La obbligano a fare il test di gravidanza: è incinta e viene licenziata

La ditta di servizi di pulizia, attiva nella zona del Nuorese, sostiene che la giovane lavoratrice di vent'anni non è in grado di adempiere ai compiti per cui era stata reclutata. La Cgil ha risposto fermamente a tale affermazione: "Questi tipi di abusi sono inammissibili".

23 febbraio 2023.

Una ragazza di vent’anni è stata obbligata ad effettuare un test di gravidanza, per escluderne una in corso.

La vicenda, oggetto di esame da parte dell’Ispettorato territoriale del lavoro di Nuoro, della Asl nuorese e dell’Inps, si svolge in una ditta di servizi di pulizia operante in una zona industriale del Nuorese.

La ragazza, assunta il 15 novembre con un contratto a tempo indeterminato e part-time, si trova a fronteggiare una richiesta inusuale e moralmente discutibile da parte della sua datrice di lavoro.

L’obbligo a fare il test di gravidanza

Il conflitto inizia quando, durante il periodo di prova, alla giovane viene consegnato un test di gravidanza dalla sua datrice di lavoro.

L’episodio, avvenuto a dicembre e in presenza di due colleghi maschi, pone la lavoratrice in una situazione di grande disagio: le viene richiesto di effettuare il test di gravidanza nel bagno dell’azienda, con l’implicita minaccia di un licenziamento immediato in caso di rifiuto.

Nonostante il test desse esito negativo, la pressione esercitata sulla giovane lavoratrice solleva serie preoccupazioni sul rispetto della privacy e dei diritti dei lavoratori.

La situazione si aggrava quando, a gennaio, la ragazza scopre di essere incinta a seguito di continue nausee che la portano a consultare un ginecologo presso il consultorio della Asl di Nuoro.

Dopo l’accertamento della gravidanza, le viene prescritta un’astensione anticipata dal lavoro per gravidanza a rischio, che dura da metà gennaio a fine febbraio.
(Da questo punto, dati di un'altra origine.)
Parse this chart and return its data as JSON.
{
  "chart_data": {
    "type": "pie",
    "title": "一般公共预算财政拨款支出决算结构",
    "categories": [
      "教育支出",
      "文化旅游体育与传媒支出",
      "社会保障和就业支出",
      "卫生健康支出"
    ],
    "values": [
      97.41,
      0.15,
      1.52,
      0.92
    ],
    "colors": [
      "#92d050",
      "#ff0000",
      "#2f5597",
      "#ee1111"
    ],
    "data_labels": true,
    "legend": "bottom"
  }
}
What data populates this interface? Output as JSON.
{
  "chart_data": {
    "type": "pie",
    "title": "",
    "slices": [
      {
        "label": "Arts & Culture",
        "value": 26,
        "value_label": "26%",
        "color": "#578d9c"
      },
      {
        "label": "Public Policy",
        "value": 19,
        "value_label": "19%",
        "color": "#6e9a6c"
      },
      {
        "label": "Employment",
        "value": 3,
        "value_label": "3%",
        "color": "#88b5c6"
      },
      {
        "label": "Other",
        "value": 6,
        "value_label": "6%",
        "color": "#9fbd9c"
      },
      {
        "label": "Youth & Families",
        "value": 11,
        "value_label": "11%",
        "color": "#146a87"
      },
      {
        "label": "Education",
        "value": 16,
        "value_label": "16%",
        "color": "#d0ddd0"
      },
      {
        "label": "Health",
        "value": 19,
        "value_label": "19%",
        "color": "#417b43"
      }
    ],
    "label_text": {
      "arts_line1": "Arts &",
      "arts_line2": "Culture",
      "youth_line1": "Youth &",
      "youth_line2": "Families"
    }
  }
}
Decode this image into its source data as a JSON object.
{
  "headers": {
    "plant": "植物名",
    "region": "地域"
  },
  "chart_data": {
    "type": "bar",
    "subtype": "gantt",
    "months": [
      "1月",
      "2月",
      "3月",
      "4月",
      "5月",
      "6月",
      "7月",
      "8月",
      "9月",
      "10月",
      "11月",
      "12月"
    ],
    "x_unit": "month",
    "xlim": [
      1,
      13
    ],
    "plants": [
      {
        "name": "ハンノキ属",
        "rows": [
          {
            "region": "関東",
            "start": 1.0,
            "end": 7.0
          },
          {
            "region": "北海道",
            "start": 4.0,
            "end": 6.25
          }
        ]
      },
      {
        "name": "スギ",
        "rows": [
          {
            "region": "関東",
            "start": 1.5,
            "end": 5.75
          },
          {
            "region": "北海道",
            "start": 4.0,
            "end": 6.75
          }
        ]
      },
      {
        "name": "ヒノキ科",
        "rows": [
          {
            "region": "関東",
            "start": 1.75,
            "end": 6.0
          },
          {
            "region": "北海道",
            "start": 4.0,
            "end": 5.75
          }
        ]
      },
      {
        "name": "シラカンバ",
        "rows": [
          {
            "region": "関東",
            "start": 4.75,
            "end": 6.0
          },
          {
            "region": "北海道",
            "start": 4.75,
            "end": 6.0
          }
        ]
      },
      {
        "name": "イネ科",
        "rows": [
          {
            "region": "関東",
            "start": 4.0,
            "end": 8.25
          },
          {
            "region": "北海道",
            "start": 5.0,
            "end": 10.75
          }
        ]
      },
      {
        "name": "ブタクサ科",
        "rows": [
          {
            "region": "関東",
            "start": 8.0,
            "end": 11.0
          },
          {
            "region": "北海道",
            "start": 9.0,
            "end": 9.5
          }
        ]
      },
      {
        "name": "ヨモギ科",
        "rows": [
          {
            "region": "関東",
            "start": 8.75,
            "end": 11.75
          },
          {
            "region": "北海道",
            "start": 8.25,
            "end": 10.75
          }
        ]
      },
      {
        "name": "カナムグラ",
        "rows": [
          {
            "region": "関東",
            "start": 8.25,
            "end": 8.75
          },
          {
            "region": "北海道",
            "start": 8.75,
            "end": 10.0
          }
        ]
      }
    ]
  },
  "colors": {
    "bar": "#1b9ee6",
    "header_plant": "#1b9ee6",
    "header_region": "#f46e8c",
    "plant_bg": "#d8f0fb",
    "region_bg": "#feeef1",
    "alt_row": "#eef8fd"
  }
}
Nonostante la comunicazione dello stato di gravidanza all’Inps e alla datrice di lavoro attraverso il patronato Inca Cgil, la lavoratrice si ritrova senza la mensilità di gennaio e, successivamente, viene informata del suo licenziamento per giusta causa tramite un messaggio di WhatsApp.

La ditta giustifica il licenziamento sostenendo che la gravidanza rappresenti un ostacolo insormontabile per le mansioni richieste dal ruolo della lavoratrice, accusandola inoltre di mala fede per non aver dichiarato la sua condizione.

Questa accusa si scontra però con la posizione della Cgil, che impugna il licenziamento considerandolo nullo per assenza di una lettera formale e richiede il reintegro immediato della giovane.

La segretaria generale della Filcams Cgil, Domenica Muravera, descrive il comportamento della datrice di lavoro come inaccettabile e sottolinea la vulnerabilità della giovane lavoratrice, che, per paura di perdere il lavoro e per mancanza di conoscenza dei propri diritti, si era piegata a una richiesta illegittima.

Questo caso non solo evidenzia la necessità di una maggiore protezione legale per le lavoratrici incinte ma anche di una cultura aziendale che rispetti la dignità e i diritti fondamentali dei lavoratori, indipendentemente dal genere o dalla condizione personale.